According to studies by Dr. J. Daniel Harkins of the Gluck Equine Research Center at the University of Kentucky in Lexington, 73 identifications have been made for procaine in North American racing in the last two and a half years. Many of these identifications have most likely resulted from the legitimate therapeutic administration of procaine penicillin and simply represent detection of pharmocologically insignificant traces of this agent.

So how can testers tell the difference between proper and improper administration of procaine? The study by Dr. Harkins determined the minimal dose of procaine that causes pharmacological effects is unlikely to have been associated with a significant local anesthetic effect af procaine at the time of racing, thus not affecting the outcome of the race. This amount is also known as the highest no-effect dose (HNED). Once this level is established, a plasma/urinary threshold can be used to establish a "No-Effect Threshold" (NET) for procaine. These levels are determined in order to prevent administrative action on horsemen who have given legitimate, therapeutic medication to their horses.

"Olympic athletes can take ibuprofen the night before a race, compete and receive gold medals without fear of receiving fines or suspensions," Dr. Mundy explains. "The thresholds researchers set will allow veterinarians and trainers to use legitimate therapeutic medications without running the risk or alienating owners, trainers or future horse industry participants."

Currently, the proposed NET for procaine is 25 ppb in urine. The study determined that the HNED of procaine is 5.0 mg, a surprisingly small amount according to Dr. Harkins.

"Administration of this dose to horses showed that the peak urinary concentration of procaine is about 25 ppb," Dr. Harkins comments. "Since this concentration of procaine in equine urine is unlikely to be associated with a pharmacological effect, there is no need for administrative action based on identifications of concentration of procaine in equine urine of less than 25 ppb, the established 'No-Effect Threshold'."
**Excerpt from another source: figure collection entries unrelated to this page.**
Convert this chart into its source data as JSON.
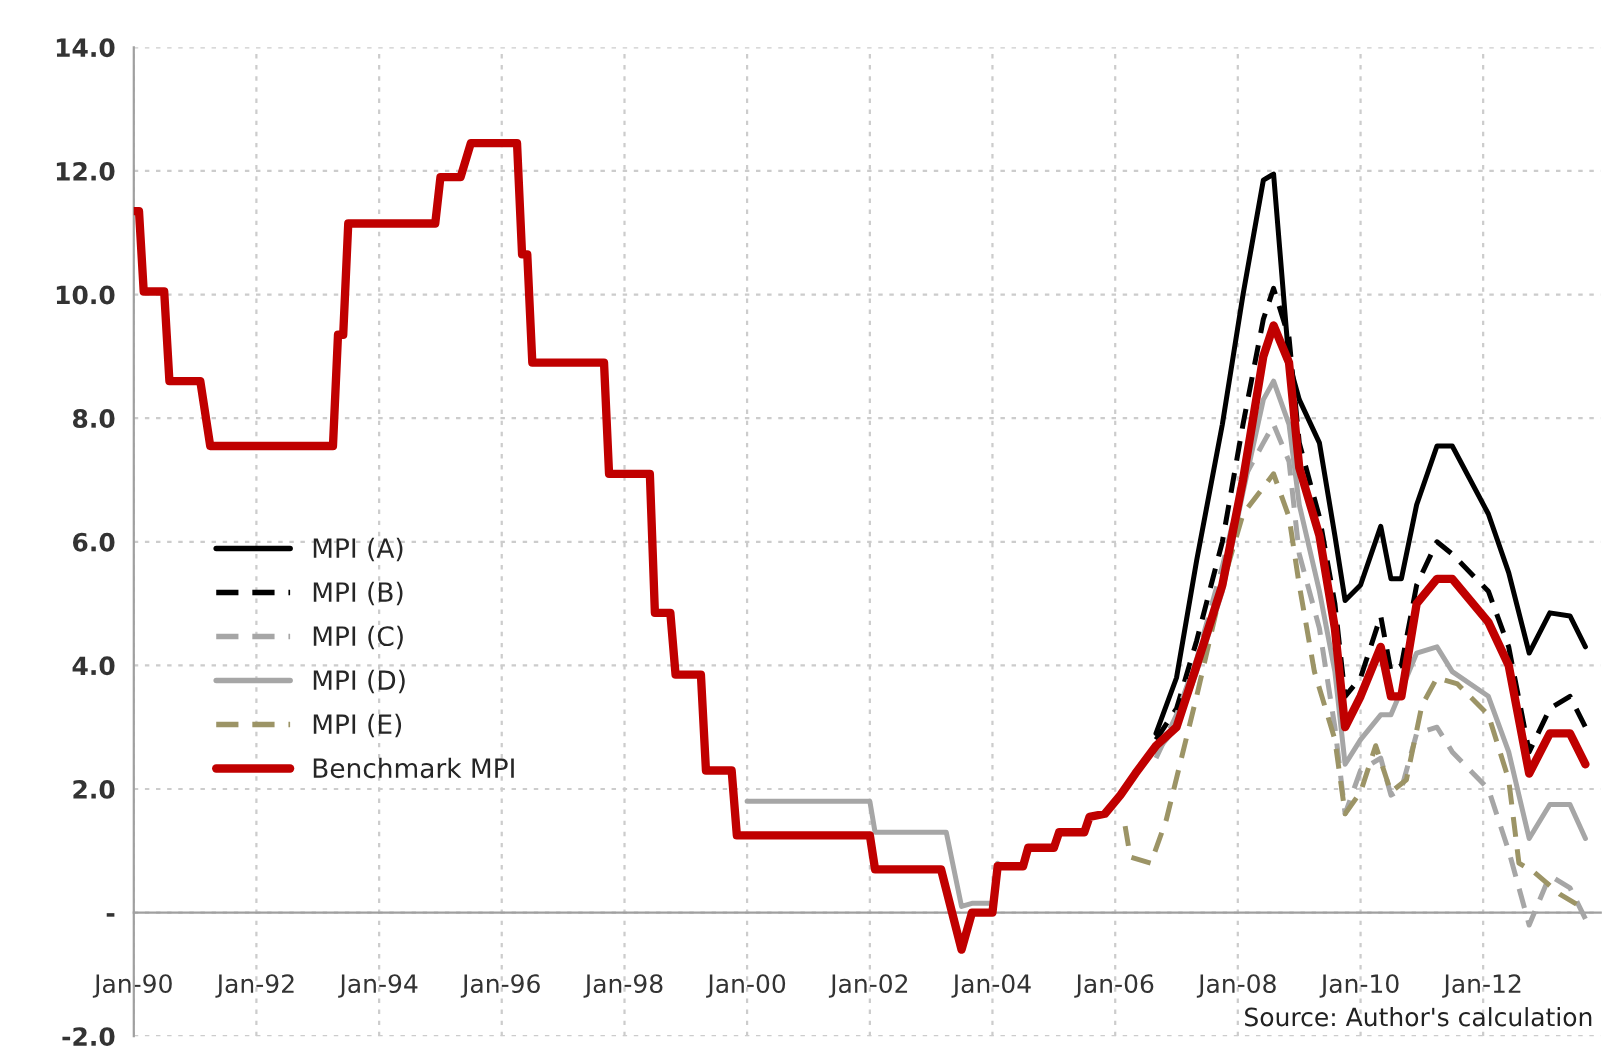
{
  "chart_data": {
    "type": "line",
    "xlim": [
      "1990-01",
      "2013-12"
    ],
    "ylim": [
      -2,
      14
    ],
    "xticks": [
      {
        "value": "1990-01",
        "label": "Jan-90"
      },
      {
        "value": "1992-01",
        "label": "Jan-92"
      },
      {
        "value": "1994-01",
        "label": "Jan-94"
      },
      {
        "value": "1996-01",
        "label": "Jan-96"
      },
      {
        "value": "1998-01",
        "label": "Jan-98"
      },
      {
        "value": "2000-01",
        "label": "Jan-00"
      },
      {
        "value": "2002-01",
        "label": "Jan-02"
      },
      {
        "value": "2004-01",
        "label": "Jan-04"
      },
      {
        "value": "2006-01",
        "label": "Jan-06"
      },
      {
        "value": "2008-01",
        "label": "Jan-08"
      },
      {
        "value": "2010-01",
        "label": "Jan-10"
      },
      {
        "value": "2012-01",
        "label": "Jan-12"
      }
    ],
    "yticks": [
      {
        "value": -2,
        "label": "-2.0"
      },
      {
        "value": 0,
        "label": "-"
      },
      {
        "value": 2,
        "label": "2.0"
      },
      {
        "value": 4,
        "label": "4.0"
      },
      {
        "value": 6,
        "label": "6.0"
      },
      {
        "value": 8,
        "label": "8.0"
      },
      {
        "value": 10,
        "label": "10.0"
      },
      {
        "value": 12,
        "label": "12.0"
      },
      {
        "value": 14,
        "label": "14.0"
      }
    ],
    "grid": true,
    "legend": "left",
    "annotations": [
      "Source: Author's calculation"
    ],
    "series": [
      {
        "name": "MPI (A)",
        "color": "#000000",
        "line_style": "solid",
        "x": [
          "2006-09",
          "2007-01",
          "2007-05",
          "2007-10",
          "2008-02",
          "2008-06",
          "2008-08",
          "2008-11",
          "2009-01",
          "2009-05",
          "2009-08",
          "2009-10",
          "2010-01",
          "2010-05",
          "2010-07",
          "2010-09",
          "2010-12",
          "2011-04",
          "2011-07",
          "2012-02",
          "2012-06",
          "2012-10",
          "2013-02",
          "2013-06",
          "2013-09"
        ],
        "values": [
          2.9,
          3.8,
          5.7,
          7.9,
          10.0,
          11.85,
          11.95,
          8.9,
          8.3,
          7.6,
          6.1,
          5.05,
          5.3,
          6.25,
          5.4,
          5.4,
          6.6,
          7.55,
          7.55,
          6.45,
          5.5,
          4.2,
          4.85,
          4.8,
          4.3
        ]
      },
      {
        "name": "MPI (B)",
        "color": "#000000",
        "line_style": "dashed",
        "x": [
          "2006-09",
          "2007-01",
          "2007-05",
          "2007-10",
          "2008-02",
          "2008-06",
          "2008-08",
          "2008-11",
          "2009-01",
          "2009-05",
          "2009-08",
          "2009-10",
          "2010-01",
          "2010-05",
          "2010-07",
          "2010-09",
          "2010-12",
          "2011-04",
          "2011-07",
          "2012-02",
          "2012-06",
          "2012-10",
          "2013-02",
          "2013-06",
          "2013-09"
        ],
        "values": [
          2.8,
          3.3,
          4.4,
          6.0,
          7.9,
          9.6,
          10.1,
          9.3,
          7.6,
          6.4,
          5.0,
          3.5,
          3.8,
          4.8,
          3.9,
          4.0,
          5.3,
          6.0,
          5.8,
          5.2,
          4.3,
          2.6,
          3.3,
          3.5,
          3.0
        ]
      },
      {
        "name": "MPI (C)",
        "color": "#a6a6a6",
        "line_style": "dashed",
        "x": [
          "2006-09",
          "2007-01",
          "2007-05",
          "2007-10",
          "2008-02",
          "2008-06",
          "2008-08",
          "2008-11",
          "2009-01",
          "2009-05",
          "2009-08",
          "2009-10",
          "2010-01",
          "2010-05",
          "2010-07",
          "2010-09",
          "2010-12",
          "2011-04",
          "2011-07",
          "2012-02",
          "2012-06",
          "2012-10",
          "2013-02",
          "2013-06",
          "2013-09"
        ],
        "values": [
          2.5,
          3.2,
          4.1,
          5.6,
          7.0,
          7.6,
          7.9,
          7.3,
          5.8,
          4.6,
          3.0,
          1.6,
          2.3,
          2.5,
          1.9,
          2.0,
          2.9,
          3.0,
          2.6,
          2.0,
          1.0,
          -0.2,
          0.6,
          0.4,
          -0.1
        ]
      },
      {
        "name": "MPI (D)",
        "color": "#a6a6a6",
        "line_style": "solid",
        "x": [
          "2000-01",
          "2002-01",
          "2002-02",
          "2003-04",
          "2003-07",
          "2003-09",
          "2004-01",
          "2004-02",
          "2004-07",
          "2004-08",
          "2005-01",
          "2005-02",
          "2005-07",
          "2005-08",
          "2005-11",
          "2006-02",
          "2006-05",
          "2006-09",
          "2007-01",
          "2007-05",
          "2007-10",
          "2008-02",
          "2008-06",
          "2008-08",
          "2008-11",
          "2009-01",
          "2009-05",
          "2009-08",
          "2009-10",
          "2010-01",
          "2010-05",
          "2010-07",
          "2010-09",
          "2010-12",
          "2011-04",
          "2011-07",
          "2012-02",
          "2012-06",
          "2012-10",
          "2013-02",
          "2013-06",
          "2013-09"
        ],
        "values": [
          1.8,
          1.8,
          1.3,
          1.3,
          0.1,
          0.15,
          0.15,
          0.8,
          null,
          null,
          null,
          null,
          null,
          null,
          null,
          null,
          null,
          2.6,
          3.0,
          3.9,
          5.2,
          6.8,
          8.3,
          8.6,
          7.9,
          6.6,
          5.2,
          3.9,
          2.4,
          2.8,
          3.2,
          3.2,
          3.6,
          4.2,
          4.3,
          3.9,
          3.5,
          2.6,
          1.2,
          1.75,
          1.75,
          1.2
        ]
      },
      {
        "name": "MPI (E)",
        "color": "#9c9466",
        "line_style": "dashed",
        "x": [
          "2006-03",
          "2006-04",
          "2006-08",
          "2006-11",
          "2007-05",
          "2007-10",
          "2008-02",
          "2008-08",
          "2008-11",
          "2009-01",
          "2009-04",
          "2009-08",
          "2009-10",
          "2010-01",
          "2010-04",
          "2010-07",
          "2010-10",
          "2011-01",
          "2011-04",
          "2011-08",
          "2012-02",
          "2012-06",
          "2012-08",
          "2012-11",
          "2013-04",
          "2013-08"
        ],
        "values": [
          1.4,
          0.9,
          0.8,
          1.5,
          3.5,
          5.3,
          6.45,
          7.1,
          6.4,
          5.3,
          3.9,
          2.8,
          1.6,
          1.95,
          2.7,
          1.95,
          2.15,
          3.35,
          3.8,
          3.7,
          3.2,
          2.15,
          0.8,
          0.65,
          0.3,
          0.1
        ]
      },
      {
        "name": "Benchmark MPI",
        "color": "#c00000",
        "line_style": "solid",
        "x": [
          "1990-01",
          "1990-02",
          "1990-03",
          "1990-07",
          "1990-08",
          "1991-02",
          "1991-04",
          "1993-04",
          "1993-05",
          "1993-06",
          "1993-07",
          "1994-12",
          "1995-01",
          "1995-05",
          "1995-07",
          "1996-04",
          "1996-05",
          "1996-06",
          "1996-07",
          "1997-09",
          "1997-10",
          "1998-06",
          "1998-07",
          "1998-10",
          "1998-11",
          "1999-04",
          "1999-05",
          "1999-10",
          "1999-11",
          "2002-01",
          "2002-02",
          "2003-03",
          "2003-07",
          "2003-09",
          "2004-01",
          "2004-02",
          "2004-07",
          "2004-08",
          "2005-01",
          "2005-02",
          "2005-07",
          "2005-08",
          "2005-11",
          "2006-02",
          "2006-05",
          "2006-09",
          "2007-01",
          "2007-05",
          "2007-10",
          "2008-02",
          "2008-06",
          "2008-08",
          "2008-11",
          "2009-01",
          "2009-05",
          "2009-08",
          "2009-10",
          "2010-01",
          "2010-05",
          "2010-07",
          "2010-09",
          "2010-12",
          "2011-04",
          "2011-07",
          "2012-02",
          "2012-06",
          "2012-10",
          "2013-02",
          "2013-06",
          "2013-09"
        ],
        "values": [
          11.35,
          11.35,
          10.05,
          10.05,
          8.6,
          8.6,
          7.55,
          7.55,
          9.35,
          9.35,
          11.15,
          11.15,
          11.9,
          11.9,
          12.45,
          12.45,
          10.65,
          10.65,
          8.9,
          8.9,
          7.1,
          7.1,
          4.85,
          4.85,
          3.85,
          3.85,
          2.3,
          2.3,
          1.25,
          1.25,
          0.7,
          0.7,
          -0.6,
          0.0,
          0.0,
          0.75,
          0.75,
          1.05,
          1.05,
          1.3,
          1.3,
          1.55,
          1.6,
          1.9,
          2.25,
          2.7,
          3.0,
          4.0,
          5.3,
          7.0,
          9.0,
          9.5,
          8.9,
          7.2,
          6.1,
          4.6,
          3.0,
          3.5,
          4.3,
          3.5,
          3.5,
          5.0,
          5.4,
          5.4,
          4.7,
          4.0,
          2.25,
          2.9,
          2.9,
          2.4
        ]
      }
    ]
  }
}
Because chemical testing has become increasingly accurate and precise, the industry has confidence in the reports that chemical abuse is rare in horse racing. However, this increased sensitivity has caused secondary problems, such as identifying unintentional therapeutic traces, thus initiating unnecessary administrative action. Once we are aware of causes to inadvertent chemical identifications, legitimate therapeutic treatments will not be condemned.
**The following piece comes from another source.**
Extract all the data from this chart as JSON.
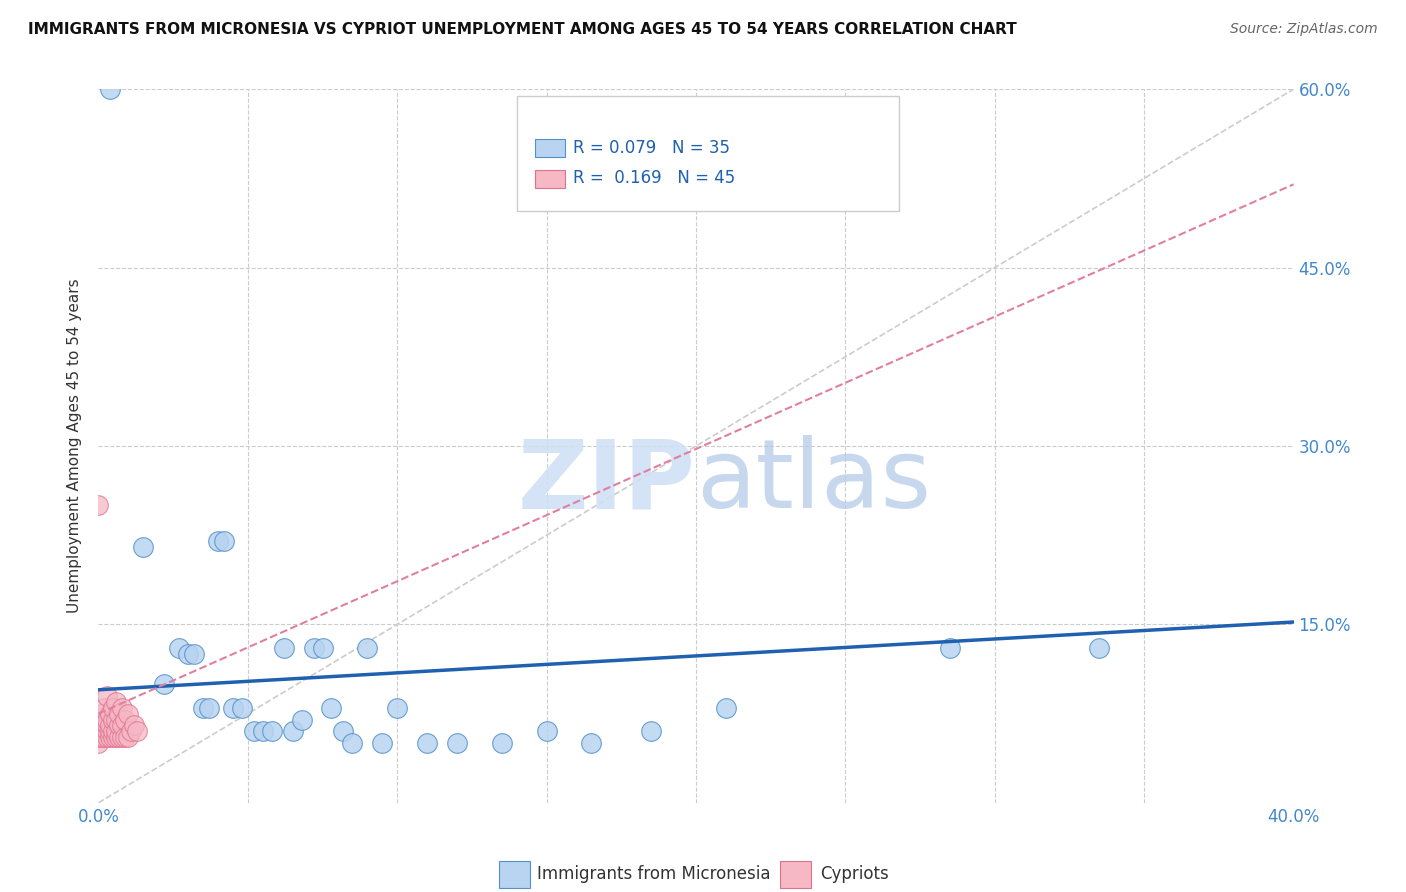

Dr. Thomas Tobin is a professor of veterinary science and toxicology at the University of Kentucky's Gluck Equine Research Center in Lexington. He is a veterinarian, pharmacologist and toxicologist. He graduated from University College, Dublin in veterinary medicine, and holds a PhD in pharmacology and toxicology from the University of Toronto. Since 1975, Dr. Tobin has directed the Equine Pharmacology and Experimental Therapeutic Program at the University of Kentucky. He is the author of Drugs and the Performance Horse and about 300 other research publications. The current thrust of his research is on developing 'No Effect Thresholds' for therapeutic medications.
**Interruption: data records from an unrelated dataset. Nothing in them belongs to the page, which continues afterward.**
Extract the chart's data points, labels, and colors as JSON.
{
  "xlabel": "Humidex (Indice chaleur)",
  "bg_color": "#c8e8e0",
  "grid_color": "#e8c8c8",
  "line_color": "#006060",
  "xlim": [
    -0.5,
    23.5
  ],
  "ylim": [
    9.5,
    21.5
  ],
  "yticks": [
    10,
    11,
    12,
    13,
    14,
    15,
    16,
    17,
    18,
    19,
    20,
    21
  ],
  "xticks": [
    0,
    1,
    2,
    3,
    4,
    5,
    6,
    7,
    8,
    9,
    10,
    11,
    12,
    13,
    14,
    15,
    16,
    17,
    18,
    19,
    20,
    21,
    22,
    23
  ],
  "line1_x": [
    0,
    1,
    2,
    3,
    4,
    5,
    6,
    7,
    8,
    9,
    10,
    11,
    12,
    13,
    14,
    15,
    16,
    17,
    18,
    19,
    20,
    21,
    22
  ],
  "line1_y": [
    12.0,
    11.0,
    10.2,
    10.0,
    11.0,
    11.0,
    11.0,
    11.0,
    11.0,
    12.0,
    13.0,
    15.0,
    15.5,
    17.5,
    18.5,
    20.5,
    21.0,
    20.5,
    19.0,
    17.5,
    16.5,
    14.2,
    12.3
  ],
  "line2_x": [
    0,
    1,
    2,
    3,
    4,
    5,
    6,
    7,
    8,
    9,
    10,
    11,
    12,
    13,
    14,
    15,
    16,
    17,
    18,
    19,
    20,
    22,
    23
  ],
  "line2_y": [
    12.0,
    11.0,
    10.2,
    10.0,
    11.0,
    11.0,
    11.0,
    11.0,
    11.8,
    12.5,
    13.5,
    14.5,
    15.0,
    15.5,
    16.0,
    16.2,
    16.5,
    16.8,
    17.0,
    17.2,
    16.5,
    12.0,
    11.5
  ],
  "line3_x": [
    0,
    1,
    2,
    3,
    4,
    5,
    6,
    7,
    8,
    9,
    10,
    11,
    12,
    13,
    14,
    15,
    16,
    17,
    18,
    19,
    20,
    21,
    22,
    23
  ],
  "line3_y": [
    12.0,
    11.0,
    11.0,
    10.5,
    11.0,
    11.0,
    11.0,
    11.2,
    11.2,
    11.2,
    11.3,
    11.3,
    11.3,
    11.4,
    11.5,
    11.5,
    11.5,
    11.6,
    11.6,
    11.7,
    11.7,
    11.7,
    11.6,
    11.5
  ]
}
Dr. J. Daniel Harkins is a research specialist at the University of Kentucky's Gluck Equine Research Center in Lexington. Upon graduating from Purdue University with a DVM, Dr. Harkins owned a mixed animal practice in northern California. He then went back to school, to Louisiana State University, to receive a graduate degree in equine exercise physiology. After researching at Cornell University in equine sports medicine, Dr. Harkins accepted his current position at UK.

Dr. George D. Mundy received his DVM degree from the Ontario Veterinary College, at the University of Guelph in Ontario, Canada. After graduation, he practiced as associate resident veterinarian for two prominent horse farms in Canada and Kentucky. In 1990, Dr. Mundy joined the Kentucky Racing Commission. In 1997, he left that position to join Hill n' Dale Farm near Lexington, Kentucky, as Resident Veterinarian and General Manager. He also served as Veterinary Consultant to Breeders' Cup Limited, heading up the veterinary inspection panel that monitors participating horses on Breeders' Cup Championship Day, the Kentucky Derby and the Preakness Stakes.